Thursday, 28 March 2013

This Book Betrays my Brother

By Rob Gaylard

Kagiso Lesego Molope's This Book Betrays my Brother (Oxford University Press) engages and convinces the reader, and does so with consummate skill.
It is a coming-of-age novel that depicts the growth pains of the narrator and her friends - early-teenage girls who are coming to terms with their sexuality. It describes the excitement of dating, going to your first social, the matric dance.
The need to be attractive to the opposite sex and to conform to social expectations is overwhelming. These scenes create a convincing familial and social context, and the intimate, local feel of the narrative is greatly enhanced by the frequent resort to Setswana words or expressions (a glossary is provided).
The protagonist and narrator, Naledi, is part of a well-to-do family. Her father owns a grocery shop, Tshwene's General Store. They have moved from the township (ko motseng or kasi) up to "diEx", the extension, where upwardly mobile middle-class families live.
The narrative explores these two worlds, and depicts the social and psychological realities that shape Naledi. She and her brother experience the tension between wanting to belong to their own township-based peer groups and of being part of a privileged group that attends private schools, plays rugby (rather than soccer) and speaks English much of the time.
Naledi's mother insists, "We are not the same". In this way the novel recalls the themes so memorably explored by Njabulo Ndebele in Fools and Other Stories.

The childhood world of the siblings is richly evoked, but even here there are darker shadows: the decomposing body of a woman in the woods; Vera the ghost, who haunts the main road at night.
Naledi cannot banish these troubling spectres from her mind.
She has a handsome and talented brother, with whom she has a close, loving relationship. Basimane is a few years older than Nedi, is bolder, is allowed more freedom, and his closest friend is a boy from the kasi, Kgosi, whose mother has a compelling life story. Basi is admired by all - a local hero.
"Basimane was made of everything strong and beautiful and promising," she says.
Competing personal and social loyalties complicate life for Naledi, but these will be familiar to many of the young adult readers at whom this novel is aimed.
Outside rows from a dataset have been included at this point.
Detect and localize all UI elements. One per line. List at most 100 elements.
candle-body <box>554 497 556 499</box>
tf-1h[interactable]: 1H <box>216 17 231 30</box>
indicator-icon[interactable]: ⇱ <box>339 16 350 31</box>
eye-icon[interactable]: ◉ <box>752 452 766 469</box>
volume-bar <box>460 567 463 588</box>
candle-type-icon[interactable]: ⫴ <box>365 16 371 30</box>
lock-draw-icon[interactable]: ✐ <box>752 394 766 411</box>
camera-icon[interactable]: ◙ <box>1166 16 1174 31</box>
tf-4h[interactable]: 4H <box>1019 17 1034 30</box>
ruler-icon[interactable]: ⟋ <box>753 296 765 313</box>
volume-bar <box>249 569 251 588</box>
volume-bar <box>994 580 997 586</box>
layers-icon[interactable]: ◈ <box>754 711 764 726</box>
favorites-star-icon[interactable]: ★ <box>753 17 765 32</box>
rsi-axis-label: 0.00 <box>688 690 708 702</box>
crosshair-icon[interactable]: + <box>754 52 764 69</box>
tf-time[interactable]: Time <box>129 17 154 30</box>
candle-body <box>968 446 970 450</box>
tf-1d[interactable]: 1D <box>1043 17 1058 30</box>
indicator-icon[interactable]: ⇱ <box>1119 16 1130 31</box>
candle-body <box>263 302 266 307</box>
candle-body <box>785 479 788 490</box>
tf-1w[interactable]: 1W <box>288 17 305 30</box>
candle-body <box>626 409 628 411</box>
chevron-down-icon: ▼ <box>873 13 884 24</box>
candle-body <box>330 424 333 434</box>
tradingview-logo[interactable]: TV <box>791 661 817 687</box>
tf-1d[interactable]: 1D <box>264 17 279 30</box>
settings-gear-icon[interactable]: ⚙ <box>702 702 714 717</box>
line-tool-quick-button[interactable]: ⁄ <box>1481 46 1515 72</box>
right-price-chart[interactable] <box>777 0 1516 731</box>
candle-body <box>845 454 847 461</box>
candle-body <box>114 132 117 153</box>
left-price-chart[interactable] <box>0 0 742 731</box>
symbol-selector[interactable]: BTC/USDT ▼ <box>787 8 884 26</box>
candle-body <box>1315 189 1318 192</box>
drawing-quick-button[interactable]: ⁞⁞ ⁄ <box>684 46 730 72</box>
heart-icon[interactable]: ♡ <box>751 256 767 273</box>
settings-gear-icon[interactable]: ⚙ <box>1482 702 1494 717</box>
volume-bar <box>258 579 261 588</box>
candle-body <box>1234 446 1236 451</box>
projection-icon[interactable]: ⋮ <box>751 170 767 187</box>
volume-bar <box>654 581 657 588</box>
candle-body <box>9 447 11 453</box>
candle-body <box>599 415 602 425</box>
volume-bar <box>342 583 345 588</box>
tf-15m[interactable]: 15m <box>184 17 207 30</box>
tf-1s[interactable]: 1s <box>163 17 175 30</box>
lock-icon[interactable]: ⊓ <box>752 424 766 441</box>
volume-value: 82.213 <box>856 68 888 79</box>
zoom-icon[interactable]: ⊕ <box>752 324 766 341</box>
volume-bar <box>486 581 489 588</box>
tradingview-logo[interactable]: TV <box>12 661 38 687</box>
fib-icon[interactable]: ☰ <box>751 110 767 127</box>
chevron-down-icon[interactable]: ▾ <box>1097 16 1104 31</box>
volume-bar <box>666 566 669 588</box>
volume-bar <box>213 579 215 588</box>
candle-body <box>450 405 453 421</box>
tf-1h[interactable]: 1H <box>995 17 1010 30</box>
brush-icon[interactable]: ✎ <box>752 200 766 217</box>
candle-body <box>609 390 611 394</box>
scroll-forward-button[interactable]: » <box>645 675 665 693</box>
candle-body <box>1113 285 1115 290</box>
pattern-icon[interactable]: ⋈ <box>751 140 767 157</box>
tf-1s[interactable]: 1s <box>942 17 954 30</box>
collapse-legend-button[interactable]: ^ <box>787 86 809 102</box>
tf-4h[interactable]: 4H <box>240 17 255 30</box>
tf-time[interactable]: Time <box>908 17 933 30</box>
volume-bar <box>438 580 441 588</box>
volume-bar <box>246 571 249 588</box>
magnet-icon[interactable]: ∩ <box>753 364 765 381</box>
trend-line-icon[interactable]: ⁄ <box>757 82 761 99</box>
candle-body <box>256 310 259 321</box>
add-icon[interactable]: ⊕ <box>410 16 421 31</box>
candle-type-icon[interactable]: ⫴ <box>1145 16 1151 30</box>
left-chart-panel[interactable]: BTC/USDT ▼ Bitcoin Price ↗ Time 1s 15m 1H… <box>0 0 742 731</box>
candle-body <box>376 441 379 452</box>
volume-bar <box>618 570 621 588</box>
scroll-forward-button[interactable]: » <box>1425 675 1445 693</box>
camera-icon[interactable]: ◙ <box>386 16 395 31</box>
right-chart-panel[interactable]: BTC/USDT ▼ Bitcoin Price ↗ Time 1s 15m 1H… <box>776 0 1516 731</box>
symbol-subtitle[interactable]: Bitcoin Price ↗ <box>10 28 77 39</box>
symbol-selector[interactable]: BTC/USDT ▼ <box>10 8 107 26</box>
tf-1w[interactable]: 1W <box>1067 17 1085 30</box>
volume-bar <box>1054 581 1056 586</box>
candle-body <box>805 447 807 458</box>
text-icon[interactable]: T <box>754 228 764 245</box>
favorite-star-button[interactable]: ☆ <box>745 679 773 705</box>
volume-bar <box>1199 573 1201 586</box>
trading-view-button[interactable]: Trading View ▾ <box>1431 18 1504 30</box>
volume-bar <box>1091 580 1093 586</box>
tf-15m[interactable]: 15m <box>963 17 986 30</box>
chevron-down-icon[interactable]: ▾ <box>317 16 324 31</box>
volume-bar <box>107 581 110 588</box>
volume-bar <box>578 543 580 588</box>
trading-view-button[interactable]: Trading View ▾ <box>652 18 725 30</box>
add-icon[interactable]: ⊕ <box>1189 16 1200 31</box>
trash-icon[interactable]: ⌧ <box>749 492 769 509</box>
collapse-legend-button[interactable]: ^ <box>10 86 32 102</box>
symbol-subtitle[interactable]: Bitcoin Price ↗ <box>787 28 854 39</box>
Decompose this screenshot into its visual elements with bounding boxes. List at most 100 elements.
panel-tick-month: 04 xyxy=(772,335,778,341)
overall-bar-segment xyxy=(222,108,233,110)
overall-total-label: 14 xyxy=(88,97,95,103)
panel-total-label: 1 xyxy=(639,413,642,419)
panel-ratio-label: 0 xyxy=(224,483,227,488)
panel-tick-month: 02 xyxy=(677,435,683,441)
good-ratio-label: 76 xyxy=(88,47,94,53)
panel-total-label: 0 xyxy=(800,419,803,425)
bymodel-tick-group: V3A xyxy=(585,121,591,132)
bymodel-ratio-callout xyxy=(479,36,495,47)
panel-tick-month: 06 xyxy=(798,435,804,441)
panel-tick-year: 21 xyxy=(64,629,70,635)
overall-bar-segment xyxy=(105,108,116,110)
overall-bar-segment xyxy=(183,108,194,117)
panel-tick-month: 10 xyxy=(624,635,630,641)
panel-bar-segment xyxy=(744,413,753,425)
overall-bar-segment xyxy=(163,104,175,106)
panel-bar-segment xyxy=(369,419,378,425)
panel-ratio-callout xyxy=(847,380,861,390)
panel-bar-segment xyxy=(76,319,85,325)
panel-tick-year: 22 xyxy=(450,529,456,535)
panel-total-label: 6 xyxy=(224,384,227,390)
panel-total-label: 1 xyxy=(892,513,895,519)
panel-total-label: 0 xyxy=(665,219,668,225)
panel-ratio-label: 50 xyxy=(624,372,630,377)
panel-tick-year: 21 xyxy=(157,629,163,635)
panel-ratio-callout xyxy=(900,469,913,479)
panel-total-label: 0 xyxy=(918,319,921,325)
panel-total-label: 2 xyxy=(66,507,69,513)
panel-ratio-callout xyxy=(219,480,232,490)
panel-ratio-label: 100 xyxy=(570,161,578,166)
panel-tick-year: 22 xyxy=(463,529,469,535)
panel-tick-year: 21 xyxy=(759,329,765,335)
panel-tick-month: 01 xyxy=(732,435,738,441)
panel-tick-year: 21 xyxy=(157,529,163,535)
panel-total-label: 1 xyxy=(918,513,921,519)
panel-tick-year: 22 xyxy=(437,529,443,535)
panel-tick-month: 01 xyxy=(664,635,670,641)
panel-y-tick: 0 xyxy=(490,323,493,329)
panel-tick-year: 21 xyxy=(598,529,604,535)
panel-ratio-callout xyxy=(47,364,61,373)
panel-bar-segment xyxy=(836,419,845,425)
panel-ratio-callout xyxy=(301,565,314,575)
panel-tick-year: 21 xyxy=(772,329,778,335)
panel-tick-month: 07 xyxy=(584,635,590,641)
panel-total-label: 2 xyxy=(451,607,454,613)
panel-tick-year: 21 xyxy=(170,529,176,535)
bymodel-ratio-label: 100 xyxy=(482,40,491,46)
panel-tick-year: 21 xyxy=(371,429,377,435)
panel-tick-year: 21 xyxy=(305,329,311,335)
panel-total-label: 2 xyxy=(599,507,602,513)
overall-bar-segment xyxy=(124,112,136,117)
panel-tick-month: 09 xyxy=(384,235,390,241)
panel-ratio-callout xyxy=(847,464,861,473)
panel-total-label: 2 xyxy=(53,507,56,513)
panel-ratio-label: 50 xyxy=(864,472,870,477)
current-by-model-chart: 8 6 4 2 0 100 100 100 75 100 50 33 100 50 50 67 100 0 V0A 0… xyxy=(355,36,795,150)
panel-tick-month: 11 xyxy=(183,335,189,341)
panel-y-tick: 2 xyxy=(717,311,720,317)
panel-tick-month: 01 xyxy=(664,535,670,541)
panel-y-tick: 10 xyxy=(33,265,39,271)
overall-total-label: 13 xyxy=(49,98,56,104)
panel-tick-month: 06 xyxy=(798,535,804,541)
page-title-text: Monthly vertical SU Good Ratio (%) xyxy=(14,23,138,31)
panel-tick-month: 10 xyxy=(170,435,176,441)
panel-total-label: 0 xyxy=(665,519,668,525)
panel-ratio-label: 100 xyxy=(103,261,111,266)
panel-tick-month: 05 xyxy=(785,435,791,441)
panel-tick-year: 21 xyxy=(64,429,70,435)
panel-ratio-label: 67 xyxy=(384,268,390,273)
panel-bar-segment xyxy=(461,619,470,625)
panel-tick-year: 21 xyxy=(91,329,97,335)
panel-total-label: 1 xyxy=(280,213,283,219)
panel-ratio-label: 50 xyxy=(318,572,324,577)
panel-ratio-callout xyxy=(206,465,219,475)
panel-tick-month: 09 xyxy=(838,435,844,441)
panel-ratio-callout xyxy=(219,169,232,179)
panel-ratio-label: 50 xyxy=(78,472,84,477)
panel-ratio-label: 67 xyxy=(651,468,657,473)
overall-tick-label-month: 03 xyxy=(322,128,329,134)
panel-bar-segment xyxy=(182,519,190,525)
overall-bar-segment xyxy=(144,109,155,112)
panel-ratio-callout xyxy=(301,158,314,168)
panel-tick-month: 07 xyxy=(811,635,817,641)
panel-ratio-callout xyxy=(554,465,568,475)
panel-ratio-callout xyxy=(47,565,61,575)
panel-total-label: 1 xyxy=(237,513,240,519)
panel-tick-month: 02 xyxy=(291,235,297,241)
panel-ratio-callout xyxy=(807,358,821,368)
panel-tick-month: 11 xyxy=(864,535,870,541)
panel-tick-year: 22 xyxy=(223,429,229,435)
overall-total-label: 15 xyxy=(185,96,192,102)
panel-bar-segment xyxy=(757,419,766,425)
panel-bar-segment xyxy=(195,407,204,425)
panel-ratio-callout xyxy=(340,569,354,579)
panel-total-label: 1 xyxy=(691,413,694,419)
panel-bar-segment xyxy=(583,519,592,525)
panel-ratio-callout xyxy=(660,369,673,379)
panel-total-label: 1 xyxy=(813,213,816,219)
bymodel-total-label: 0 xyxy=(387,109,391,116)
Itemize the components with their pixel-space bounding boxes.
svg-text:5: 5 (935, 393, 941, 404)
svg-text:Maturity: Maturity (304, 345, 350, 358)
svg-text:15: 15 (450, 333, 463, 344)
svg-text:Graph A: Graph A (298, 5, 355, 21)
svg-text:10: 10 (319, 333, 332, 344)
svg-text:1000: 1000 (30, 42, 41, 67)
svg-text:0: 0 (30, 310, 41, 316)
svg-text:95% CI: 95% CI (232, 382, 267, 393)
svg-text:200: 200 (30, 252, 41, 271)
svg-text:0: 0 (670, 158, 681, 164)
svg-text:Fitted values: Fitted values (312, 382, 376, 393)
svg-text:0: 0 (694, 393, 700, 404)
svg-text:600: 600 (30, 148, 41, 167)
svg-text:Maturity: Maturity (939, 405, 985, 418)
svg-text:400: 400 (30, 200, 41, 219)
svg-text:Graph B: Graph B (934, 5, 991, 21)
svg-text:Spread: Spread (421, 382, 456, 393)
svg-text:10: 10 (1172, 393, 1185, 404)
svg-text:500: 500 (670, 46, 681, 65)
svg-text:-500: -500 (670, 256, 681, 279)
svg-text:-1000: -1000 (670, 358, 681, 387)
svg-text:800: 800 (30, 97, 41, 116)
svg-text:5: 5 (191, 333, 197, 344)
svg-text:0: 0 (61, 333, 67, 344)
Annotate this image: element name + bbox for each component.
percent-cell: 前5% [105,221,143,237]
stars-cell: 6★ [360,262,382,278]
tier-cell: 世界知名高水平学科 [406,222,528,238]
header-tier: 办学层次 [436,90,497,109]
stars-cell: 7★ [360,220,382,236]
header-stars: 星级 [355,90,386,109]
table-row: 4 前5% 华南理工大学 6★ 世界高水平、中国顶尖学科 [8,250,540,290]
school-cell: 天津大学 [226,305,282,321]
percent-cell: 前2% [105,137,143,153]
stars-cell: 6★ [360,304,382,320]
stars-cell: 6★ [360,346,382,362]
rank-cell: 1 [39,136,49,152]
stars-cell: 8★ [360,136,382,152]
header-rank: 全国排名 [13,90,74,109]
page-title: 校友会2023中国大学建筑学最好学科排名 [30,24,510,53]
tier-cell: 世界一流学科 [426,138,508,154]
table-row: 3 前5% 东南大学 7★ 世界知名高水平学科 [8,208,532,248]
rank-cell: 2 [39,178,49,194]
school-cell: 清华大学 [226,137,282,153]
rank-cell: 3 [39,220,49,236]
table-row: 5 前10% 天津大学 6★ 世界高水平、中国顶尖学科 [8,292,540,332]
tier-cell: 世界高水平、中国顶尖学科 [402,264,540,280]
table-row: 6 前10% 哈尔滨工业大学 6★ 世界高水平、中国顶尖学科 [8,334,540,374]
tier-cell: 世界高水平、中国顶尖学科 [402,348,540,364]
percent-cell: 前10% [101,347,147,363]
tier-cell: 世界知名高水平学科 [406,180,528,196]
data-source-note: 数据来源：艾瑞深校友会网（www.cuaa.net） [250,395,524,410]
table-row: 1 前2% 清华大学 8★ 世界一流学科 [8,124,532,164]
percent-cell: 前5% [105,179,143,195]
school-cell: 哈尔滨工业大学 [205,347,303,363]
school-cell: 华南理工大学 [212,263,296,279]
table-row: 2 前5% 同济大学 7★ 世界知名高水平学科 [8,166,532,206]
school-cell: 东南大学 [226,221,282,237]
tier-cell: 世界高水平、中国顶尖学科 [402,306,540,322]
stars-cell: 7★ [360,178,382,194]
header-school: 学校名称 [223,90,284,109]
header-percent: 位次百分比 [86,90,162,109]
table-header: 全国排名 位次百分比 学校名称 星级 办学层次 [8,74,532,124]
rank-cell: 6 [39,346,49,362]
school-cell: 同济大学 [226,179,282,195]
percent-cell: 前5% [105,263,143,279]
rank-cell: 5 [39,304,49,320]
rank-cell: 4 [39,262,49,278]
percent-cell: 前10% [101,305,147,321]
To add to the mix, Nedi has a close friend, Ole, who seems to be lesbian, and challenges Naledi's preconceptions.
Because the novel is firmly grounded in these social realities, the excruciating personal story which is its central burden becomes all the more credible. Simply put, Nedi and Basi are characters we can believe in, and even identify with.
The central, shocking episode (late in the novel) describes Basi raping his girlfriend, Moipone. This episode is carefully contextualised and tactfully described.
What assumptions, what kinds of socialisations underpin or help to explain Basi's behaviour?
Should we seek to understand it, or should we simply condemn his actions outright?
The rape is witnessed (almost by accident, through a bedroom window) by Naledi, and plunges her into an unbearable conflict. When news of the rape gets out, Moipone's story is widely disbelieved.
The family move swiftly to protect Basi to ensure that his promising future is not threatened.
The novel explores Naledi's dilemma in a sympathetic but nuanced way. Should she find the courage to come forward and tell what happened, this would be seen (by her family and probably by the community) as a "betrayal" of her brother. Real life is complicated.
Basi is an engaging and likeable character, and the novel can almost be read as an apologia for his actions. In fact, however, it highlights a crucial and disturbing fact: crimes of rape, incest and domestic violence are often not committed by "other people", or by "monsters", but by loved family members.
The novel's strength is that it deals with these sensitive and difficult issues in a balanced and insightful way. It is clearly excellent teaching material: it can serve as a platform to open up discussion of these issues by a school-going young adult audience.
The helpful material on the OUP website is designed to guide the teacher in dealing with the issues raised. This supporting material will (I am sure) have been approved by the author, who has worked as a counsellor and educator in a number of organisations.
Her two previous novels are both highly regarded, and this novel confirms her stature as a talented writer of compelling stories that are grounded in the realities of post-1994 South Africa. It avoids overt polemics, there is no over-simplification or stereotyping, and it can be read as a perceptive and convincingly realised coming-of-age novel - one that will appeal as much to adult readers as to its target audience.
The prologue and epilogue set this retrospective narration in the context of familial and communal storytelling. It takes 15 years, and a chance meeting with Moipone, before Naledi is able to make a full disclosure (by writing her story and directly addressing the reader).
The novel strikes a difficult balance between sympathy and judgement and challenges the reader.
For Naledi, the "hideous incident" marks the end of innocence: it introduces her to a world with no "uncomplicated truths". - published March 17.